Mr. Boldero liked the idea of the Patent Small-Clothes. He liked it immensely, he said, immensely.
“There’s money in it,” he said.
Mr. Boldero was a small dark man of about forty-five, active as a bird and with a bird’s brown, beady eyes, a bird’s sharp nose. He was always busy, always had twenty different irons in the fire at once, was always fresh, clearheaded, never tired. He was also always unpunctual, always untidy. He had no sense of time or of order. But he got away with it, as he liked to say. He delivered the goods—or rather the goods, in the convenient form of cash, delivered themselves, almost miraculously it always seemed, to him.
He was like a bird in appearance. But in mind, Gumbril found, after having seen him once or twice, he was like a caterpillar: he ate all that was put before him, he consumed a hundred times his own mental weight every day. Other people’s ideas, other people’s knowledge—they were his food. He devoured them and they were at once his own. All that belonged to other people he annexed without a scruple or a second thought, quite naturally, as though it were already his own. And he absorbed it so rapidly and completely, he laid public claim to it so promptly that he sometimes deceived people into believing that he had really anticipated them in their ideas, that he had known for years and years the things they had just been telling him, and which he would at once airily repeat to them with the perfect assurance of one who knows—knows by instinct, as it were, by inheritance.
At their first luncheon he had asked Gumbril to tell him all about modern painting. Gumbril had given him a brief lecture; before the savoury had appeared on the table, Mr. Boldero was talking with perfect familiarity of Picasso and Derain. He almost made it understood that he had a fine collection of their works in his drawing-room at home. Being a trifle deaf, however, he was not very good at names, and Gumbril’s all-too-tactful corrections were lost on him.
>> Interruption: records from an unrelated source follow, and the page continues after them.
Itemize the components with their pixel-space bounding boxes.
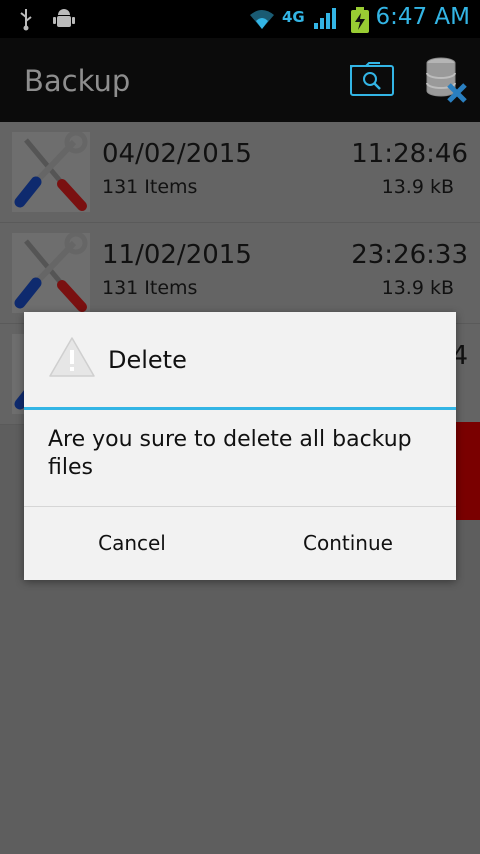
backup-size: 13.9 kB — [381, 176, 454, 198]
dialog-message: Are you sure to delete all backup files — [48, 427, 412, 480]
continue-button[interactable]: Continue — [240, 507, 456, 580]
search-folder-icon[interactable] — [350, 62, 394, 96]
tools-icon — [12, 233, 90, 313]
backup-item-count: 131 Items — [102, 277, 198, 299]
delete-swipe-indicator — [456, 422, 480, 520]
list-item[interactable]: 11/02/2015 23:26:33 131 Items 13.9 kB — [0, 223, 480, 324]
usb-icon — [20, 9, 32, 31]
signal-icon — [314, 8, 336, 29]
app-title: Backup — [24, 64, 131, 98]
backup-item-count: 131 Items — [102, 176, 198, 198]
backup-date: 11/02/2015 — [102, 240, 252, 270]
cancel-button[interactable]: Cancel — [24, 507, 240, 580]
backup-time: 11:28:46 — [351, 139, 468, 169]
delete-dialog: Delete Are you sure to delete all backup… — [24, 312, 456, 580]
network-type-label: 4G — [282, 8, 305, 26]
backup-time: 23:26:33 — [351, 240, 468, 270]
warning-icon — [49, 337, 95, 377]
status-bar: 4G 6:47 AM — [0, 0, 480, 38]
dialog-header: Delete — [24, 312, 456, 408]
backup-date: 04/02/2015 — [102, 139, 252, 169]
status-time: 6:47 AM — [375, 4, 470, 30]
dialog-title: Delete — [108, 346, 187, 374]
dialog-title-divider — [24, 407, 456, 410]
tools-icon — [12, 132, 90, 212]
database-delete-icon[interactable] — [423, 57, 469, 103]
action-bar: Backup — [0, 38, 480, 122]
wifi-icon — [250, 10, 274, 29]
battery-charging-icon — [351, 7, 369, 33]
backup-size: 13.9 kB — [381, 277, 454, 299]
android-debug-icon — [53, 9, 75, 27]
list-item[interactable]: 04/02/2015 11:28:46 131 Items 13.9 kB — [0, 122, 480, 223]
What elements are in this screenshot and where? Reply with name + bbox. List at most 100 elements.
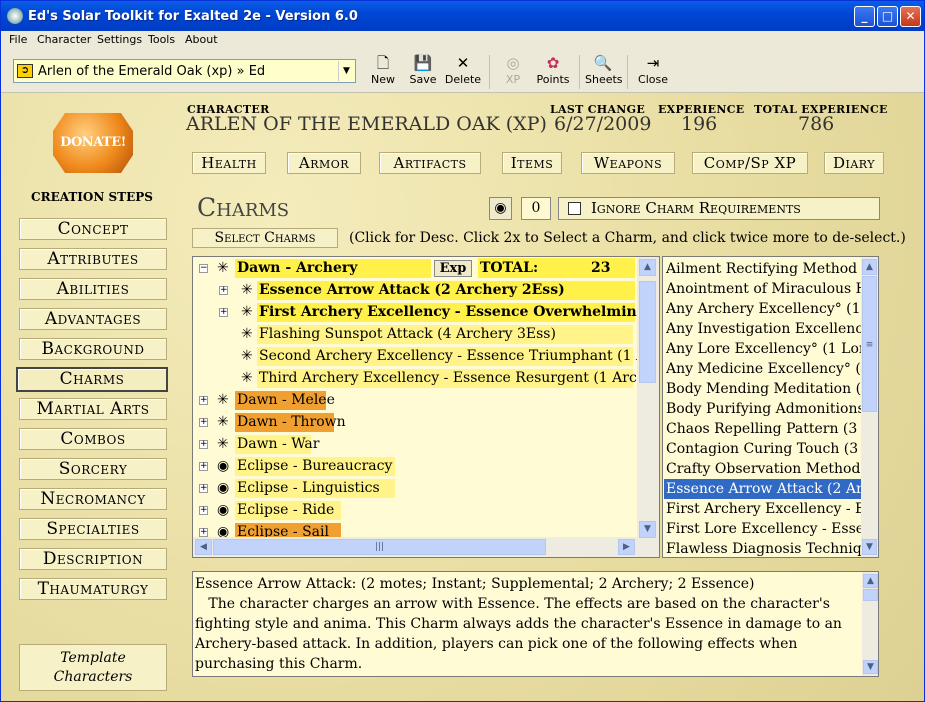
- tree-row[interactable]: + ◉ Eclipse - Ride: [193, 500, 637, 521]
- tree-row[interactable]: ✳ Flashing Sunspot Attack (4 Archery 3Ess…: [193, 324, 637, 345]
- expand-toggle-icon[interactable]: +: [199, 396, 208, 405]
- step-specialties[interactable]: Specialties: [19, 518, 167, 540]
- points-button[interactable]: ✿ Points: [536, 53, 570, 86]
- maximize-button[interactable]: □: [877, 6, 898, 27]
- menu-file[interactable]: File: [9, 33, 27, 46]
- tree-row[interactable]: ✳ Second Archery Excellency - Essence Tri…: [193, 346, 659, 367]
- step-abilities[interactable]: Abilities: [19, 278, 167, 300]
- save-button[interactable]: 💾 Save: [408, 53, 438, 86]
- expand-toggle-icon[interactable]: +: [219, 308, 228, 317]
- charm-list-item[interactable]: Any Investigation Excellency°: [666, 319, 863, 339]
- step-sorcery[interactable]: Sorcery: [19, 458, 167, 480]
- tree-scroll-up[interactable]: ▲: [639, 259, 656, 276]
- charm-list-item[interactable]: First Archery Excellency - Ess: [666, 499, 863, 519]
- tree-row[interactable]: + ✳ Essence Arrow Attack (2 Archery 2Ess): [193, 280, 637, 301]
- last-change-value: 6/27/2009: [554, 113, 652, 135]
- tree-row[interactable]: + ◉ Eclipse - Bureaucracy: [193, 456, 637, 477]
- charm-description[interactable]: Essence Arrow Attack: (2 motes; Instant;…: [192, 571, 879, 677]
- list-vscroll-thumb[interactable]: ≡: [862, 276, 877, 412]
- character-select[interactable]: ➲ Arlen of the Emerald Oak (xp) » Ed ▼: [13, 59, 356, 83]
- menu-tools[interactable]: Tools: [148, 33, 175, 46]
- tree-hscroll-thumb[interactable]: |||: [213, 539, 546, 555]
- expand-toggle-icon[interactable]: +: [199, 484, 208, 493]
- step-background[interactable]: Background: [19, 338, 167, 360]
- expand-toggle-icon[interactable]: +: [199, 418, 208, 427]
- tree-row[interactable]: + ✳ First Archery Excellency - Essence Ove…: [193, 302, 659, 323]
- charm-list-item[interactable]: Crafty Observation Method (: [666, 459, 863, 479]
- menu-settings[interactable]: Settings: [97, 33, 142, 46]
- expand-toggle-icon[interactable]: +: [199, 462, 208, 471]
- charm-list[interactable]: Ailment Rectifying Method (3 Anointment o…: [662, 256, 879, 558]
- step-necromancy[interactable]: Necromancy: [19, 488, 167, 510]
- tree-row[interactable]: + ✳ Dawn - Thrown: [193, 412, 637, 433]
- expand-toggle-icon[interactable]: +: [219, 286, 228, 295]
- ignore-requirements-toggle[interactable]: Ignore Charm Requirements: [558, 197, 880, 220]
- charm-tree[interactable]: − ✳ Dawn - Archery + ✳ Essence Arrow Attack (…: [192, 256, 660, 558]
- charm-list-item[interactable]: Contagion Curing Touch (3 M: [666, 439, 863, 459]
- step-attributes[interactable]: Attributes: [19, 248, 167, 270]
- donate-button[interactable]: DONATE!: [53, 113, 133, 173]
- xp-button[interactable]: ◎ XP: [501, 53, 525, 86]
- sheets-button[interactable]: 🔍 Sheets: [585, 53, 623, 86]
- desc-vscroll-thumb[interactable]: [863, 589, 878, 601]
- tree-scroll-left[interactable]: ◀: [195, 539, 212, 555]
- list-scroll-down[interactable]: ▼: [862, 539, 877, 555]
- tree-row[interactable]: + ✳ Dawn - War: [193, 434, 637, 455]
- menu-character[interactable]: Character: [37, 33, 91, 46]
- step-charms[interactable]: Charms: [16, 367, 168, 392]
- description-header: Essence Arrow Attack: (2 motes; Instant;…: [195, 576, 755, 592]
- expand-all-button[interactable]: Exp: [434, 260, 472, 277]
- charm-list-item[interactable]: Ailment Rectifying Method (3: [666, 259, 863, 279]
- tree-scroll-right[interactable]: ▶: [618, 539, 635, 555]
- tab-health[interactable]: Health: [192, 152, 266, 174]
- tree-row[interactable]: + ✳ Dawn - Melee: [193, 390, 637, 411]
- charm-list-item[interactable]: Flawless Diagnosis Technique: [666, 539, 863, 557]
- tree-row[interactable]: ✳ Third Archery Excellency - Essence Resu…: [193, 368, 659, 389]
- tab-comp-sp-xp[interactable]: Comp/Sp XP: [692, 152, 808, 174]
- ignore-requirements-checkbox[interactable]: [568, 202, 581, 215]
- desc-scroll-up[interactable]: ▲: [863, 574, 878, 588]
- step-concept[interactable]: Concept: [19, 218, 167, 240]
- minimize-button[interactable]: _: [854, 6, 875, 27]
- expand-toggle-icon[interactable]: +: [199, 440, 208, 449]
- tree-vscroll-thumb[interactable]: [639, 281, 656, 383]
- expand-toggle-icon[interactable]: +: [199, 528, 208, 537]
- step-combos[interactable]: Combos: [19, 428, 167, 450]
- step-advantages[interactable]: Advantages: [19, 308, 167, 330]
- expand-toggle-icon[interactable]: −: [199, 264, 208, 273]
- charm-list-item[interactable]: Essence Arrow Attack (2 Arc: [664, 479, 861, 499]
- desc-scroll-down[interactable]: ▼: [863, 660, 878, 674]
- delete-button[interactable]: ✕ Delete: [444, 53, 482, 86]
- sun-caste-icon[interactable]: ◉: [489, 197, 512, 220]
- template-characters-label: Template Characters: [53, 650, 133, 685]
- charm-list-item[interactable]: Body Purifying Admonitions: [666, 399, 863, 419]
- menu-about[interactable]: About: [185, 33, 218, 46]
- charm-list-item[interactable]: Anointment of Miraculous He: [666, 279, 863, 299]
- charm-list-item[interactable]: Any Medicine Excellency° (1: [666, 359, 863, 379]
- charm-list-item[interactable]: Body Mending Meditation (1: [666, 379, 863, 399]
- title-bar[interactable]: Ed's Solar Toolkit for Exalted 2e - Vers…: [1, 1, 924, 31]
- step-martial-arts[interactable]: Martial Arts: [19, 398, 167, 420]
- charm-list-item[interactable]: Any Lore Excellency° (1 Lore: [666, 339, 863, 359]
- tab-armor[interactable]: Armor: [287, 152, 361, 174]
- sheets-icon: 🔍: [593, 54, 613, 72]
- close-window-button[interactable]: ✕: [900, 6, 921, 27]
- tab-artifacts[interactable]: Artifacts: [379, 152, 481, 174]
- charm-list-item[interactable]: First Lore Excellency - Essence: [666, 519, 863, 539]
- points-label: Points: [536, 73, 570, 86]
- new-button[interactable]: 🗋 New: [369, 53, 397, 86]
- chevron-down-icon[interactable]: ▼: [338, 61, 354, 81]
- step-description[interactable]: Description: [19, 548, 167, 570]
- tab-items[interactable]: Items: [502, 152, 562, 174]
- charm-list-item[interactable]: Chaos Repelling Pattern (3 L: [666, 419, 863, 439]
- template-characters-button[interactable]: Template Characters: [19, 644, 167, 691]
- expand-toggle-icon[interactable]: +: [199, 506, 208, 515]
- list-scroll-up[interactable]: ▲: [862, 259, 877, 275]
- step-thaumaturgy[interactable]: Thaumaturgy: [19, 578, 167, 600]
- close-button[interactable]: ⇥ Close: [638, 53, 668, 86]
- tree-row[interactable]: + ◉ Eclipse - Linguistics: [193, 478, 637, 499]
- tab-diary[interactable]: Diary: [824, 152, 884, 174]
- charm-list-item[interactable]: Any Archery Excellency° (1 A: [666, 299, 863, 319]
- tab-weapons[interactable]: Weapons: [581, 152, 675, 174]
- tree-scroll-down[interactable]: ▼: [639, 521, 656, 538]
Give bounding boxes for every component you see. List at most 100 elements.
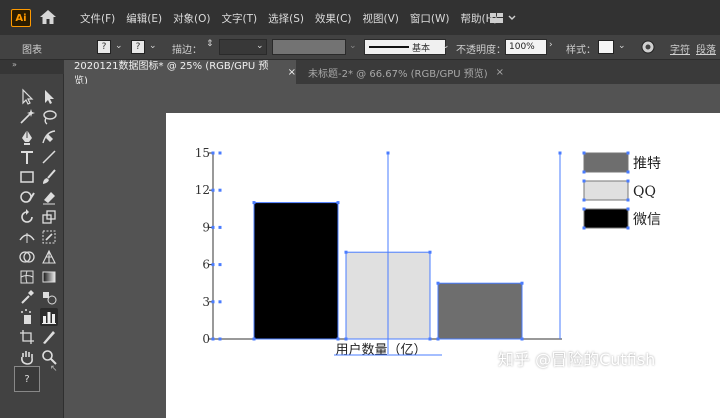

He could not be induced to abandon his Bacosso in favour of any other version of the Spaniard’s name. Bacosso—why, he had known all about Bacosso since he was a schoolboy! Bacosso was an old master, already.
Mr. Boldero was very severe with the waiters and knew so well how things ought to be done at a good restaurant, that Gumbril felt sure he must recently have lunched with some meticulous gormandizer of the old school. And when the waiter made as though to serve them with brandy in small glasses, Mr. Boldero was so passionately indignant that he sent for the manager.
“Do you mean to tell me,” he shouted in a perfect frenzy of righteous anger, “that you don’t yet know how brandy ought to be drunk?”
Perhaps it was only last week that he himself, Gumbril reflected, had learned to aerate his cognac in Gargantuan beakers.
Meanwhile, of course, the Patent Small-Clothes were not neglected. As soon as he had been told about the things, Mr. Boldero began speaking of them with a perfect and practised familiarity. They were already his, mentally his. And it was only Mr. Boldero’s generosity that prevented him from making the Small-Clothes more effectively his own.
“If it weren’t for the friendship and respect which I feel for your father, Mr. Gumbril,” he said, twinkling genially over the brandy, “I’d just annex your Small-Clothes. Bag and baggage. Just annex them.”